NOV 25, 2019
This cross-sectional study compared the diagnostic accuracy of a smartphone-based artificial intelligence system versus ophthalmologist judgment for retinopathy screening in patients with diabetes.
This 2-month study was conducted among diabetic patients in India. A smartphone-based artificial intelligence system was used to grade images that were taken on a smartphone-based, nonmydriatic retinal camera by minimally trained health care workers. No internet connectivity was required as the AI system was housed within the smartphone itself.
After dilation with tropicamide 1%, an anterior segment photograph and 3 fundus photographs were obtained from 213 patients. The AI system prompted the photographer to retake the images if they were not of sufficient quality. A vitreoretinal surgeon and resident graded the images and the results were compared with the AI system.
The sensitivity of the AI system to diagnose referable diabetic retinopathy [moderate nonproliferative diabetic retinopathy (NPDR) or worse] was 100% and the specificity was 88.4%. The sensitivity to diagnose any diabetic retinopathy was approximately 85% with a specificity of 92%.
This was a comparatively small study that needs to be validated in a larger cohort. A large number of patients had no retinopathy, and from the manuscript, it is unclear how the system performed on eyes with more significant pathology and whether the system can detect other concomitant pathology.
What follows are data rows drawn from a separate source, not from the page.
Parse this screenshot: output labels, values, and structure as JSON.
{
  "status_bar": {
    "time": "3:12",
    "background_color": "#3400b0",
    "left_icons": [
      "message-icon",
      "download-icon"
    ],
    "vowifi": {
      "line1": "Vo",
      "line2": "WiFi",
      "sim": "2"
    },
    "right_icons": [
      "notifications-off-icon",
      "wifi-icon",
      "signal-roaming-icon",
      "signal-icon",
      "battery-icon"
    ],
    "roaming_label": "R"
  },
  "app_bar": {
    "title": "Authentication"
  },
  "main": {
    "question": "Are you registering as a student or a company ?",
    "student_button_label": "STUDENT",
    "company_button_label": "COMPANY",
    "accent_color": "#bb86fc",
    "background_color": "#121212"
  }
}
This study has several important findings. Firstly, the system was both sensitive and specific in detecting referable diabetic retinopathy. This platform was portable and could be taken to patients are rather than having the patients come to a center for imaging. This may dramatically increase the ability to screen patients both in developing as well as in developed countries.
The photographers had minimal photographic training, which will hopefully reduce the cost of screening and also increase the availability of this technology to a larger group of patients. The imaging was done with an inexpensive smartphone camera that did not require internet connectivity. This is critical in areas without significant internet and wireless infrastructure and will further reduce screening burden and expense.